UPTOWN — Some teachers who were part of the merger at Mary E. Courtenay Elementary School allege they are being unfairly evaluated at their new school and are worried they'll be fired as a result.

"What's strange is, in November my class thought I got a higher percentage," said Claudia Pesenti, a teacher who worked at Joseph Stockton Elementary School before the schools were merged, referring to what she believes is a discrepancy between the latest REACH evaluation she received and her classrooms' perspective.

"There's a glaring difference, which makes me feel like it's a subjective evaluation and not an objective evaluation. I'm not alone in this," Pesenti said.

Pesenti and two other longtime teachers who also used to work at Stockton addressed members of the Local School Council at Courtenay Thursday afternoon, saying morale is low because some teachers, many of whom used to work at Stockton, have received unjustifiably low marks on their evaluations, Pesenti said.

"I don't think I deserve to lose my license as hard as I work. You're in trouble, Sharon, based on what's going on," Pesenti said gesturing toward another former Stockton teacher Sharon Simmons, who also believes she was unfairly evaluated. "I'm about to lose my job based my evaluation.

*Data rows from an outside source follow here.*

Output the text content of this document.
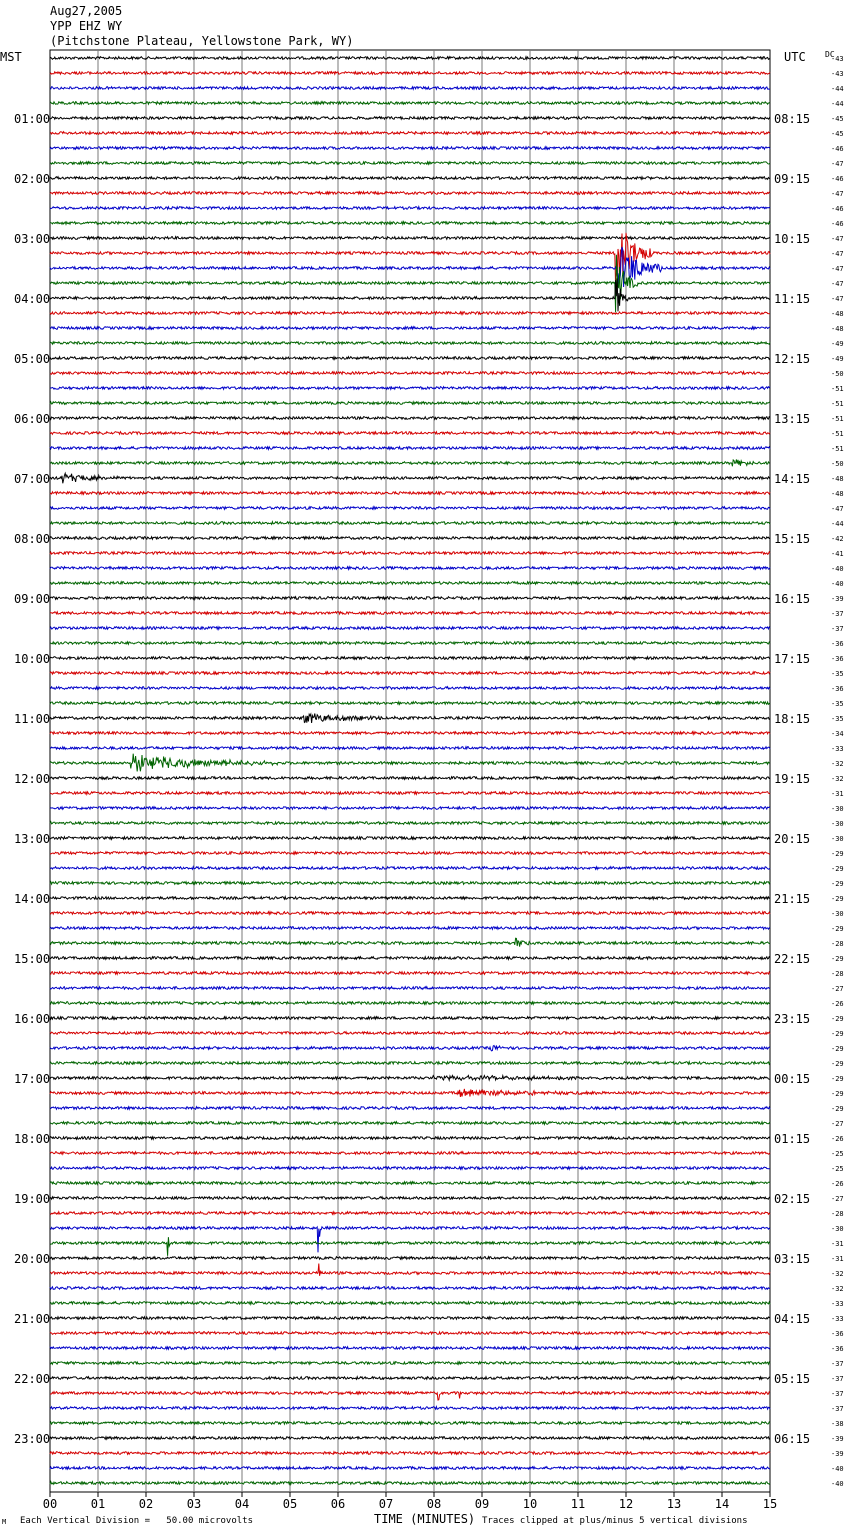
Aug27,2005
YPP EHZ WY
(Pitchstone Plateau, Yellowstone Park, WY)
00	01	02	03	04	05	06	07	08	09	10	11	12	13	14	15
MST	UTC DC
01:00
02:00
03:00
04:00
05:00
06:00
07:00
08:00
09:00
10:00
11:00
12:00
13:00
14:00
15:00
16:00
17:00
18:00
19:00
20:00
21:00
22:00
23:00
08:15
09:15
10:15
11:15
12:15
13:15
14:15
15:15
16:15
17:15
18:15
19:15
20:15
21:15
22:15
23:15
00:15
01:15
02:15
03:15
04:15
05:15
06:15
-43
-43
-44
-44
-45
-45
-46
-47
-46
-47
-46
-46
-47
-47
-47
-47
-47
-48
-48
-49
-49
-50
-51
-51
-51
-51
-51
-50
-48
-48
-47
-44
-42
-41
-40
-40
-39
-37
-37
-36
-36
-35
-36
-35
-35
-34
-33
-32
-32
-31
-30
-30
-30
-29
-29
-29
-29
-30
-29
-28
-29
-28
-27
-26
-29
-29
-29
-29
-29
-29
-29
-27
-26
-25
-25
-26
-27
-28
-30
-31
-31
-32
-32
-33
-33
-36
-36
-37
-37
-37
-37
-38
-39
-39
-40
-40
M Each Vertical Division =   50.00 microvolts	TIME (MINUTES) Traces clipped at plus/minus 5 vertical divisions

How does that make me feel?"

Simmons echoed Pesenti's sentiment, saying "If my kids are achieving two years in a row, why are my scores so low? I see other people whose scores are in the toilet and I have a problem with that."

School principal Macquline King shot back, saying the evaluations are "not subjective" and that she and other evaluators write down "exactly what [we] see verbatim."

"When you all gave me my evaluation, I accepted it," King said during the heated meeting.

The new teacher evaluation system, REACH, was officially rolled out last year, though some schools piloted the system prior to that. Simmons said she and other teachers are still "learning the new system."

"I'm trying to appeal to you for some help," Simmons said.

This isn't the first time teachers at the school have spoken up about what they believe to be unfair evaluations, according to Cassandra Vickas, a parent representative on the local school council.

"I have heard many of these things," Vickas said at the meeting. "You're not telling me something I haven't heard. Your co-workers have done a very good job making sure we know how all of the grade levels feel."

Merging two schools into one was done as part of CPS' effort to close nearly 50 schools. The former Courtenay building in Ravenswood was closed and its student body was combined with kids from Stockton. Courtenay is now housed in the Stockton building at 4420 N. Beacon Ave. in Uptown — but it was renamed Courtenay.

In December of 2013, a teacher who was five months pregnant was punched in the head while trying to break up a fight between two eighth-graders. Pesenti previously called the third floor a "war zone."

"A lot of it has to do with the transition that we're working on," Vickas previously told DNAinfo Chicago, referring to the merger.

But Pesenti said the merger wasn't a problem among teachers. Former Stockton teachers and Courtenay teachers got along "beautifully" when the schools were merged, she said.

The issue is teachers don't feel supported by the current administration, Pesenti said after the meeting.

"They're scared and all of them talk about transferring," Simmons added.

Another teacher at the local school council meeting called the evaluation issue "sensitive" and that it's creating a "problem with morale."

"We need to do something for teachers who are working their hearts out," she said. "I see teachers putting in hours and working their hearts out and they don't feel appreciated. There needs to be something beyond this evaluation that shows this appreciation."